This year has been like no other, with ups and downs none of us could have foreseen. Despite the tight grip of COVID-19 on the world and Mozambique border closures, we continued collecting data, conducting research and working on projects to the best of our ability. Please enjoy our 2020 highlights, and thank you for your continued support of all things BCSS. We look forward to a dynamic and peaceful 2021.
Internships and volunteering
In October we launched the Marine Science Programs, offering individuals the opportunity to join us as volunteers or interns and to enjoy working and training side-by-side with leading scientists during research expeditions in the field. After over fifty applications, the first two volunteers have arrived on Benguerra and are currently assisting our scientists.

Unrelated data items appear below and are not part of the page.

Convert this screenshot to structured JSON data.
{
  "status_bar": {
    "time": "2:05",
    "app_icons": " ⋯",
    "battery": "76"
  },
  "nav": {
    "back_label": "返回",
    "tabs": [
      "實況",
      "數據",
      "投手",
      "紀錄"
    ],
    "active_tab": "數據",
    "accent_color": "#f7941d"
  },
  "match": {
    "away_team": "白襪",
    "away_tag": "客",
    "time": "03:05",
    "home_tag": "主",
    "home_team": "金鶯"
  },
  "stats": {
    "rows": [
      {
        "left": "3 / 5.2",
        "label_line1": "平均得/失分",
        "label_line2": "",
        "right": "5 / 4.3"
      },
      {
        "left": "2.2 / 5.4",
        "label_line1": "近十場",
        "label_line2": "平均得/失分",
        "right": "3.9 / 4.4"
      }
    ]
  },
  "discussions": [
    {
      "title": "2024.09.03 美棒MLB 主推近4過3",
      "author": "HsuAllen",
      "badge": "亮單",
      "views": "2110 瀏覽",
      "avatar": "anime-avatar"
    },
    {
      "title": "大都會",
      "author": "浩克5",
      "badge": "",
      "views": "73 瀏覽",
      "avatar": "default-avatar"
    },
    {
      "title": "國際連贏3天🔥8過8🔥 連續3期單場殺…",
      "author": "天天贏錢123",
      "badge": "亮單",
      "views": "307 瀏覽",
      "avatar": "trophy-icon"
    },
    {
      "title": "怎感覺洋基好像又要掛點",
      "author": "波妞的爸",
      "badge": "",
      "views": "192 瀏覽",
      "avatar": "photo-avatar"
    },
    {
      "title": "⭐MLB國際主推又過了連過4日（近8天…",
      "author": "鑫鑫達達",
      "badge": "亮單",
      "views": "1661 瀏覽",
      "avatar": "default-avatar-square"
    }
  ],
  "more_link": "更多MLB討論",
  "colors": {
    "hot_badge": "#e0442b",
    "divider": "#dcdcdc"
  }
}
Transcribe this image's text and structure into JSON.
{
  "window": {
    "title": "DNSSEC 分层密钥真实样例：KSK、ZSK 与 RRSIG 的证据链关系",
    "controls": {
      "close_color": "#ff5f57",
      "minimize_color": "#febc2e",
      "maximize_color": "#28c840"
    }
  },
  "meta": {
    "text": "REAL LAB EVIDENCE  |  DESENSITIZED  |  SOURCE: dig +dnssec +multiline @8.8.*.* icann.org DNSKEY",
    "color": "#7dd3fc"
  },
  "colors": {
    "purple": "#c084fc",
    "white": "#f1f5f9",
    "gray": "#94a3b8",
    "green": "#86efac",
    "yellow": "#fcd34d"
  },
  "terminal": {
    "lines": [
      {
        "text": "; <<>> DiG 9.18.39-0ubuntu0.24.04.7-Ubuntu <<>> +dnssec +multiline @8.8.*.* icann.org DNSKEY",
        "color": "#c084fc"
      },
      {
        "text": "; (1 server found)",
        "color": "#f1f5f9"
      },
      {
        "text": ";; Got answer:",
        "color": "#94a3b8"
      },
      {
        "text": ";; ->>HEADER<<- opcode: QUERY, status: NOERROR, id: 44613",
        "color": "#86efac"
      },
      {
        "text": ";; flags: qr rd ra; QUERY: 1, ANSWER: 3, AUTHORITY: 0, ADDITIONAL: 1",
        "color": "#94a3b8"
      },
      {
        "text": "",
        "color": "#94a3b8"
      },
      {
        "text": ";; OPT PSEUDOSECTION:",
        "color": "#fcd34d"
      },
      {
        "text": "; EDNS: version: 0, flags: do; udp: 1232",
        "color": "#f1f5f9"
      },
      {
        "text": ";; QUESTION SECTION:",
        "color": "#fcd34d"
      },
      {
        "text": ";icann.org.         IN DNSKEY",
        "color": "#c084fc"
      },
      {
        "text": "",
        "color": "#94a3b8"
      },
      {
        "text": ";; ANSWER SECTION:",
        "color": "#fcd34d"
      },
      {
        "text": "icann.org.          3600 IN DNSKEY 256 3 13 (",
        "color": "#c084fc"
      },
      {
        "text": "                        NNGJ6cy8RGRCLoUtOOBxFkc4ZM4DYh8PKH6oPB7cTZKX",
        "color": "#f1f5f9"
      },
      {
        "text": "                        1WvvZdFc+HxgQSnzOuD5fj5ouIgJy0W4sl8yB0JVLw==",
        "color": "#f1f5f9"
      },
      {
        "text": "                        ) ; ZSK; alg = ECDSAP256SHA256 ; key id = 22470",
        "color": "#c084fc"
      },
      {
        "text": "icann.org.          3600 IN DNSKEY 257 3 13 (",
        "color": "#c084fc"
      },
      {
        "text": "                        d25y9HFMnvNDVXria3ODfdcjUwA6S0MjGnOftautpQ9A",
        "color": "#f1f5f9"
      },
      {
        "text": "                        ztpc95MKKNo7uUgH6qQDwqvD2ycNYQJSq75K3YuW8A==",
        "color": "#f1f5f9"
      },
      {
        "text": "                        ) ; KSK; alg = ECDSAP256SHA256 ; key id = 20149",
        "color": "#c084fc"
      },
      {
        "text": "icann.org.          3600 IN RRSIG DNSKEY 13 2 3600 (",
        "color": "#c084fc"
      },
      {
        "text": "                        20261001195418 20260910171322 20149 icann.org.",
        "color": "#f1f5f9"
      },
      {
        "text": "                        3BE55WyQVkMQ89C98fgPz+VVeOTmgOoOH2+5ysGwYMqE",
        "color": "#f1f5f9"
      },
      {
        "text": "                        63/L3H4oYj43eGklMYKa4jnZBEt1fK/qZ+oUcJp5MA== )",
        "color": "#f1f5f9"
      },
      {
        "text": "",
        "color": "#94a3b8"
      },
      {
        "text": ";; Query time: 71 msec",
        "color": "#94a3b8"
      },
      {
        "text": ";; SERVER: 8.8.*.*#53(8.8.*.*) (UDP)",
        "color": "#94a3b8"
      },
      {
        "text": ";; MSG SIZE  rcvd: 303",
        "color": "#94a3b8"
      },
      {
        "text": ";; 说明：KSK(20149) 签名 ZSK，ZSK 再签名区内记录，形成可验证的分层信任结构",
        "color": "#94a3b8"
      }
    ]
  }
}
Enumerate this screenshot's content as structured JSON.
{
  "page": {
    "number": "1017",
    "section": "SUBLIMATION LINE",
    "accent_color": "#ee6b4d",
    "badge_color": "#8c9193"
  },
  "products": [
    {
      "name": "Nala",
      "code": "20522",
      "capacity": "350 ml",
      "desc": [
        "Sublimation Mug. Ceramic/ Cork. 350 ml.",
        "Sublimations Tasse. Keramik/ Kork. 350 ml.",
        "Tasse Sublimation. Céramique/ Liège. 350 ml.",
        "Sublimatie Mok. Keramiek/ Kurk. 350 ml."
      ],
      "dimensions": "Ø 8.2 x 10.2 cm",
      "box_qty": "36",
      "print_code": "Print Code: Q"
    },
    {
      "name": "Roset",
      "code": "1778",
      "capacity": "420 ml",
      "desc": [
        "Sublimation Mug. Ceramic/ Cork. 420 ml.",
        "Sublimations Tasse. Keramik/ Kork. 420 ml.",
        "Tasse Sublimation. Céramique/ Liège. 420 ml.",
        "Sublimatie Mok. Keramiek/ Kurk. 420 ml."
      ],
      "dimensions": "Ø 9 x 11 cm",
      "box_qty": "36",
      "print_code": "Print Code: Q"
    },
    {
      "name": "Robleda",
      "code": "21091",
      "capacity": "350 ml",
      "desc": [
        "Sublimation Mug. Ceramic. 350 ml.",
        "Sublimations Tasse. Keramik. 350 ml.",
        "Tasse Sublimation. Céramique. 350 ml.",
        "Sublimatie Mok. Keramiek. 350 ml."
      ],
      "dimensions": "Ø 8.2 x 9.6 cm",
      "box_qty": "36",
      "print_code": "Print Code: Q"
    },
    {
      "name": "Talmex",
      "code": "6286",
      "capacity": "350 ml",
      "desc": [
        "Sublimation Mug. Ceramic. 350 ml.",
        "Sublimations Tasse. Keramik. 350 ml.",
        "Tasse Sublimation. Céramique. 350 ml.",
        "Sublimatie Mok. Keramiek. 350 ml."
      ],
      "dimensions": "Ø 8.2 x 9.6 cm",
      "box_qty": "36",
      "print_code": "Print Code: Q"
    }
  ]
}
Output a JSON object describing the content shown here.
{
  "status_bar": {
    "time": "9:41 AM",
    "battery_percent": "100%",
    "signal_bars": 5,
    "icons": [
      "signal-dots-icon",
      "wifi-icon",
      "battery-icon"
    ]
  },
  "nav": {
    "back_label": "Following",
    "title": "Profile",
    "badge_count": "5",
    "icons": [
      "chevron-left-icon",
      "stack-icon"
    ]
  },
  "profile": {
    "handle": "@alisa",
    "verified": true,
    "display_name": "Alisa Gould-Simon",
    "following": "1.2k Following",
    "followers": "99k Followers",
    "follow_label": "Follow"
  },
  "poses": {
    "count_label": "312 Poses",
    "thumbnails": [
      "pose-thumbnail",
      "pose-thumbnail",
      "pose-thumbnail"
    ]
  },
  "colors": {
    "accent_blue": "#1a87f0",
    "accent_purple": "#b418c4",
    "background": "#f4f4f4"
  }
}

SASOL relinquishes licence for oil & gas exploration
In 2019, BCSS contributed data and local knowledge on the BANP’s ecosystems to SASOLs public Environmental Impact Assessment, advocating for conservation and urging the government not to allow oil and gas exploration in an area North of the BANP (block 16 and 19). In July 2020, SASOL relinquished its exploration license as a direct effect of the contributions made from the public consultations.
In September, we welcomed a significant amount of humpback whales – especially noticeable after a quieter 2019. From our boat, Expedition 001, we spotted 103 humpbacks and also high numbers of various shark species, including bull and tiger sharks – indicating healthy reefs. During dives, we noticed a high level of biodiversity – obvious by the many schools of fish, crustaceans and different types of coral seen on the same reef.
Contributions to studies
This year, BCSS and Dr. Mario Lebrato contributed to three papers. Two focused on the potential of artificial upwelling to reverse coral bleaching (please see the papers here and here). We also worked together with Kiel University and GEOMAR in Germany, studying seawater compositions for nine years – the findings challenge the elemental stability of the ocean. The groundbreaking research has been published by PNAS in August.
Under the leadership of Chloe Wallace, our Permaculture and Landscaping Manager, a food forest has been added to the station. The large garden grows a variety of vegetables and fruit, from pineapples and basil to sweet potatoes and tomatoes. The garden, run by our fantastic grounds team, is an effort to be self-sufficient, and keep the the CO2-footprint of the station as low as possible.
A new cooporation with Lúrio University
In August, a Memorandum of Understanding between BCSS and the Faculty of Natural Science of the Lúrio University was signed, with the goal of strengthening cooperation between our institutions. This enables us to develop student exchange programs and allows us to apply for international research grants within Mozambique – two things that will flourish in the new year.